Transportation Demand Prediction
Huge efforts have been made in traffic prediction due to the years of continuous research. In the early time, the attention was mainly paid to combining data mining methods and empirical statistical analysis (Moreira-Matias et al. 2013; Liu et al. 2016; Tong et al. 2017). Those methods have limited researched region and spatio-temporal correlations could not be captured simultaneously. Deep learning methods provide a new perspective to deal with non-linear relations. Lv et al. (2014) used a SAE (stacking autoencoders) to extract representations. Zhang, Zheng, and Qi (2017) treated the demands in the whole city as an image at each time step, and leveraged popular models in CV field at that time, residual network, to capture correlations between different grids. Following this line, Yao et al. (2018) proposed a multi-view network incorporating CNN and Long Short-Term Memory (LSTM) to capture sptatio-temporal correlations simultaneously. Zhou et al. (2018) clustered the demand snapshots to select representations. Ye et al. (2019) explored the correlations between different modes of transportation and made a co-prediction. However, it is hard for CNN-based methods to capture long-distance transition patterns, which makes graph convolutional network step onto the stage (Yu, Yin, and Zhu 2017; Bai et al. 2019; Yu et al. 2020). Li et al. (2017) unified diffusion convolutional layer with Gated Recurrent Unit (GRU) in an encoder-decoder architecture. Chen et al. (2019) explored the correlations of both nodes and edges with two types adjacency matrices. Yu et al. (2019) proposed a 3D graph convolutional network. It is worth mentioning that Wu et al. (2019b) employed an random initialized adaptive adjacency matrix to capture the hidden spatial dependency precisely. However, it is difficult for grid-based data incorporating with graph convolution based methods to get satisfying results.
Graph Convolutional Network
Graph convolutional network which generalizes convolutional neural network to non-Euclidean data has received increasing attention over past few years. Bruna et al. (2013) extended the convolution network to graph-based data. Defferrard, Bresson, and Vandergheynst (2016) reduced the computational cost with Chebyshev polynomials. A first-order Chebyshev polynomials approximation was introduced by Kipf and Welling (2016).

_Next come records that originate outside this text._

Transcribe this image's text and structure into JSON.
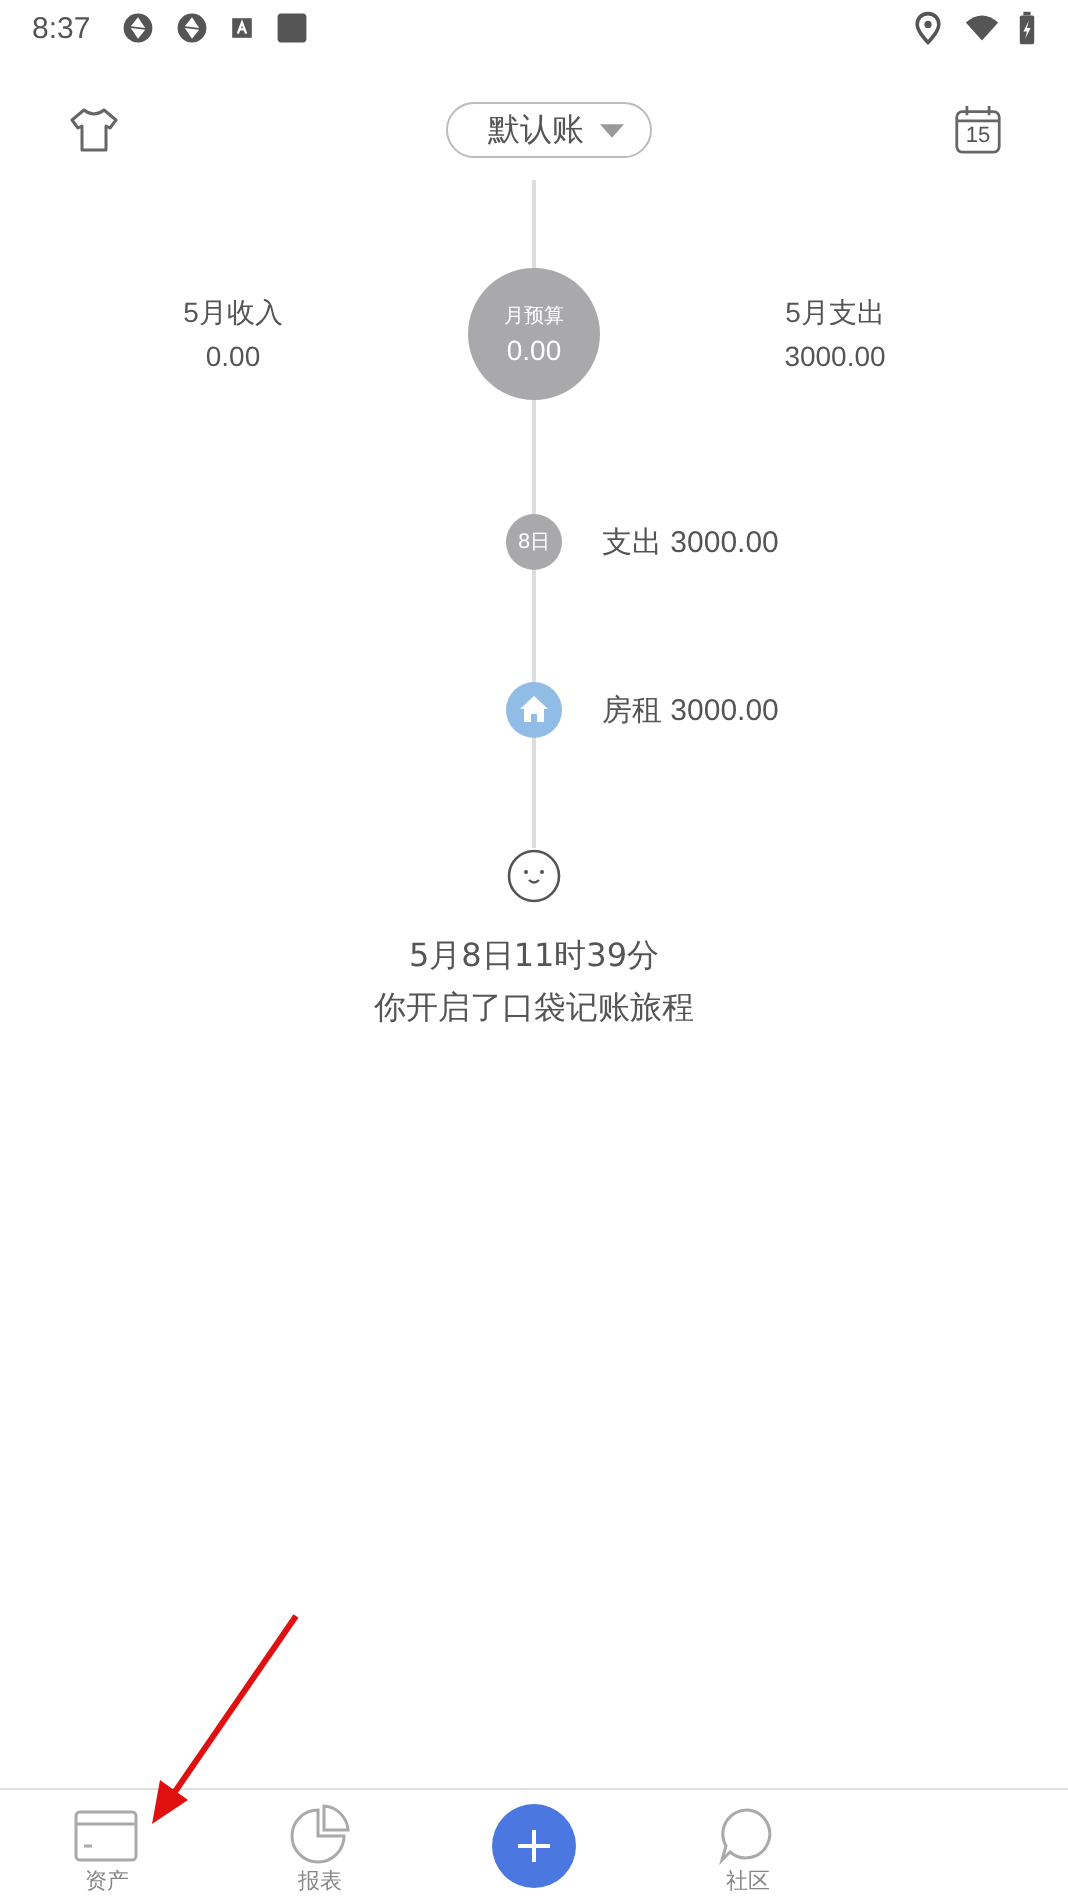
{
  "status_bar": {
    "time": "8:37"
  },
  "header": {
    "book_selector": "默认账",
    "calendar_day": "15"
  },
  "summary": {
    "income_label": "5月收入",
    "income": "0.00",
    "budget_label": "月预算",
    "budget": "0.00",
    "expense_label": "5月支出",
    "expense": "3000.00"
  },
  "timeline": [
    {
      "kind": "day",
      "badge": "8日",
      "text": "支出 3000.00"
    },
    {
      "kind": "house",
      "text": "房租 3000.00"
    }
  ],
  "start": {
    "time": "5月8日11时39分",
    "message": "你开启了口袋记账旅程"
  },
  "tab_bar": [
    {
      "kind": "assets",
      "label": "资产"
    },
    {
      "kind": "report",
      "label": "报表"
    },
    {
      "kind": "add"
    },
    {
      "kind": "community",
      "label": "社区"
    },
    {
      "kind": "blank"
    }
  ]
}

Graph convolutional networks fall into two main categories, spatial-based and spectral-based (Wu et al. 2020). Spatial-based methods update information by designing different strategies to aggregate features of their neighbors (Hamilton, Ying, and Leskovec 2017). Veličković et al. (2017) employed attention mechanisms to learn weights between two nodes. Spectral-based methods treat graph convolution operation as removing noises from graph signal, and the key to this stream is the structure and capacity of the filter. Along this line, Chiang et al. (2019) weakened the influence of neighbors by adding an identity matrix to adjacency matrix. Xu et al. (2019) enhanced low-frequency filters with the heat kernel. Li et al. (2018) learned an adaptive residual Laplacian matrix with generalized Mahalanobis distance. However, they all leverage the initial adjacency matrix and its variants, which fails to capture multi-level dependence efficiently and accurately.
Preliminaries
In this section, we present several definitions and the problem formalization.
Station-level Demand Prediction
Transportation Station. The modes of transportation could be divided into two categories, station-based and station-less. For the station-based transportation, such as bus and subway, it is intuitive to be formalized as graph structure by denoting each station as a node. For the station-less transportation, such as taxi and sharing bike, although the locations of passengers’ arrival and departure are discrete, they tend to gather around certain places. For example, there are many taxi order requests at the main entrance of a university, which forms a virtual station naturally (Du et al. 2020). Discovering potential stations can help to capture transportation demand features and make predictions more accurately. It is worth mentioning that most recent deep learning based demand prediction methods partition the city into grids to meet the requirement of CNN. We employ a Density Peak Clustering (DPC) (Rodriguez and Laio 2014) based method to discover virtual stations.
Adjacency Matrix. Given a graph , we denote as the set of nodes and as the set of edges. In the transportation system, the stations correspond to the nodes in study regions. At time step , the graph has a feature matrix where is the input feature dimension and is the number of nodes. Given graph signals of time steps, we aim at obtaining an adjacency matrix with a data-driven method to complete the definition of . The mapping function is described as:
(1) |
where denotes the first time step in this adjacency matrix generating problem.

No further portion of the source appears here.